Don't tell others, but this evening getting home, entering into my apartment door, after the pleasant weekend, having said goodbye to _____, who has been very kind to me, I am suddenly so fed up with everything - I wanted to leave, give up the entire effort.
That's the feeling. I am imagining what I must do to go through the exit process and what would be the procedures and costs for all stakeholders.
Then I realized I can't find my phone. I am not sure if this is an epiphany or not but perhaps a metaphor. Let's keep it in prayers. Thank you. This disillusionment might just be just a passing feeling - burnout of some sort.
Yes, I am very grateful for all the love, trust and help that ____ and ____ and ____ have shown me.
It's just that I am tired of having to depend on people's charity for my stay and no progress with dating and no progress with my job. The very purpose of my coming here is not being fulfilled at all.
Maybe it is just that today we had a sloppy day at work and one particular guest was such a unlikeable person.
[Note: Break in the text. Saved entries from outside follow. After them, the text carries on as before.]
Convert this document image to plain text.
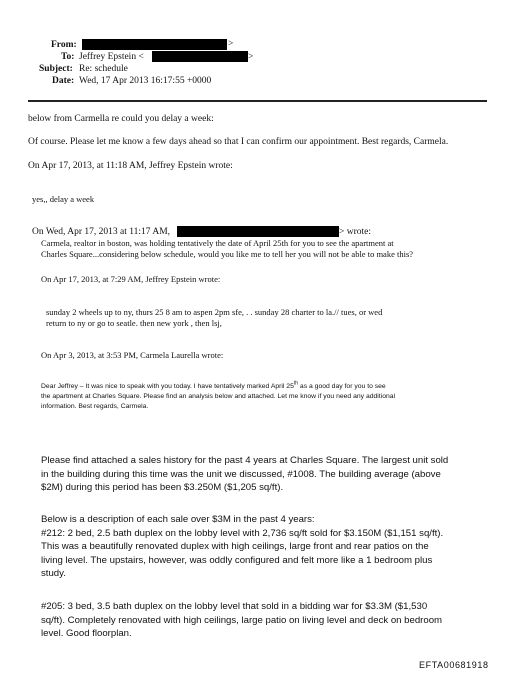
From:	>
To: Jeffrey Epstein <	>
Subject: Re: schedule
Date: Wed, 17 Apr 2013 16:17:55 +0000
below from Carmella re could you delay a week:
Of course. Please let me know a few days ahead so that I can confirm our appointment. Best regards, Carmela.
On Apr 17, 2013, at 11:18 AM, Jeffrey Epstein wrote:
yes,, delay a week
On Wed, Apr 17, 2013 at 11:17 AM,	> wrote:
Carmela, realtor in boston, was holding tentatively the date of April 25th for you to see the apartment at
Charles Square...considering below schedule, would you like me to tell her you will not be able to make this?
On Apr 17, 2013, at 7:29 AM, Jeffrey Epstein wrote:
sunday 2 wheels up to ny, thurs 25 8 am to aspen 2pm sfe, . . sunday 28 charter to la.// tues, or wed
return to ny or go to seatle. then new york , then lsj,
On Apr 3, 2013, at 3:53 PM, Carmela Laurella wrote:
Dear Jeffrey – It was nice to speak with you today. I have tentatively marked April 25th as a good day for you to see
the apartment at Charles Square. Please find an analysis below and attached. Let me know if you need any additional
information. Best regards, Carmela.
Please find attached a sales history for the past 4 years at Charles Square. The largest unit sold
in the building during this time was the unit we discussed, #1008. The building average (above
$2M) during this period has been $3.250M ($1,205 sq/ft).
Below is a description of each sale over $3M in the past 4 years:
#212: 2 bed, 2.5 bath duplex on the lobby level with 2,736 sq/ft sold for $3.150M ($1,151 sq/ft).
This was a beautifully renovated duplex with high ceilings, large front and rear patios on the
living level. The upstairs, however, was oddly configured and felt more like a 1 bedroom plus
study.
#205: 3 bed, 3.5 bath duplex on the lobby level that sold in a bidding war for $3.3M ($1,530
sq/ft). Completely renovated with high ceilings, large patio on living level and deck on bedroom
level. Good floorplan.
EFTA00681918
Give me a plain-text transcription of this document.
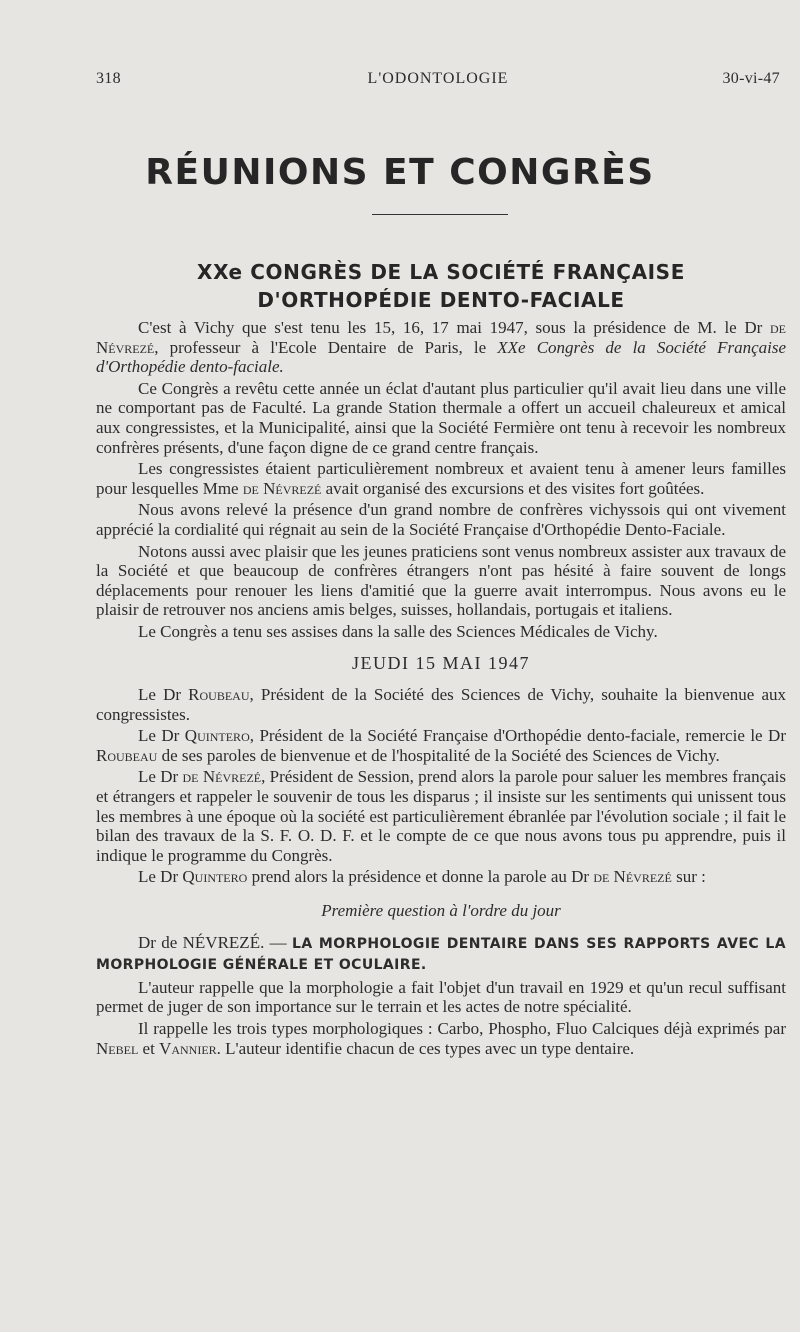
318	L'ODONTOLOGIE	30-vi-47
RÉUNIONS ET CONGRÈS
XXe CONGRÈS DE LA SOCIÉTÉ FRANÇAISE
D'ORTHOPÉDIE DENTO-FACIALE

C'est à Vichy que s'est tenu les 15, 16, 17 mai 1947, sous la présidence de M. le Dr de Névrezé, professeur à l'Ecole Dentaire de Paris, le XXe Congrès de la Société Française d'Orthopédie dento-faciale.

Ce Congrès a revêtu cette année un éclat d'autant plus particulier qu'il avait lieu dans une ville ne comportant pas de Faculté. La grande Station thermale a offert un accueil chaleureux et amical aux congressistes, et la Municipalité, ainsi que la Société Fermière ont tenu à recevoir les nombreux confrères présents, d'une façon digne de ce grand centre français.

Les congressistes étaient particulièrement nombreux et avaient tenu à amener leurs familles pour lesquelles Mme de Névrezé avait organisé des excursions et des visites fort goûtées.

Nous avons relevé la présence d'un grand nombre de confrères vichyssois qui ont vivement apprécié la cordialité qui régnait au sein de la Société Française d'Orthopédie Dento-Faciale.

Notons aussi avec plaisir que les jeunes praticiens sont venus nombreux assister aux travaux de la Société et que beaucoup de confrères étrangers n'ont pas hésité à faire souvent de longs déplacements pour renouer les liens d'amitié que la guerre avait interrompus. Nous avons eu le plaisir de retrouver nos anciens amis belges, suisses, hollandais, portugais et italiens.

Le Congrès a tenu ses assises dans la salle des Sciences Médicales de Vichy.

JEUDI 15 MAI 1947

Le Dr Roubeau, Président de la Société des Sciences de Vichy, souhaite la bienvenue aux congressistes.

Le Dr Quintero, Président de la Société Française d'Orthopédie dento-faciale, remercie le Dr Roubeau de ses paroles de bienvenue et de l'hospitalité de la Société des Sciences de Vichy.

Le Dr de Névrezé, Président de Session, prend alors la parole pour saluer les membres français et étrangers et rappeler le souvenir de tous les disparus ; il insiste sur les sentiments qui unissent tous les membres à une époque où la société est particulièrement ébranlée par l'évolution sociale ; il fait le bilan des travaux de la S. F. O. D. F. et le compte de ce que nous avons tous pu apprendre, puis il indique le programme du Congrès.

Le Dr Quintero prend alors la présidence et donne la parole au Dr de Névrezé sur :

Première question à l'ordre du jour

Dr de NÉVREZÉ. — LA MORPHOLOGIE DENTAIRE DANS SES RAPPORTS AVEC LA MORPHOLOGIE GÉNÉRALE ET OCULAIRE.

L'auteur rappelle que la morphologie a fait l'objet d'un travail en 1929 et qu'un recul suffisant permet de juger de son importance sur le terrain et les actes de notre spécialité.

Il rappelle les trois types morphologiques : Carbo, Phospho, Fluo Calciques déjà exprimés par Nebel et Vannier. L'auteur identifie chacun de ces types avec un type dentaire.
I need to rent a car and drive around. It is not easy to go anywhere.
But I have some new enlightenment that God has blessed me with through Jordan Peterson's talk (Lessons a Non-believer Can Learn from God -- a clip from JP's talk on Exodus - which I have just shared with you on Whatsapp and will post here. I'll explain below.
But what JP laid out here in the clip of his dialogue pierced a crack in my well forged armor of logic and consistency. Indeed, God reveals himself through history and prophets and even donkeys. But God has not been exhausted by anyone, let alone me. He is faithful and truthful but NOT mechanical or even predicable.
Faith and hope are tested and cultivated when I am promised grace and mercy but not told when and how.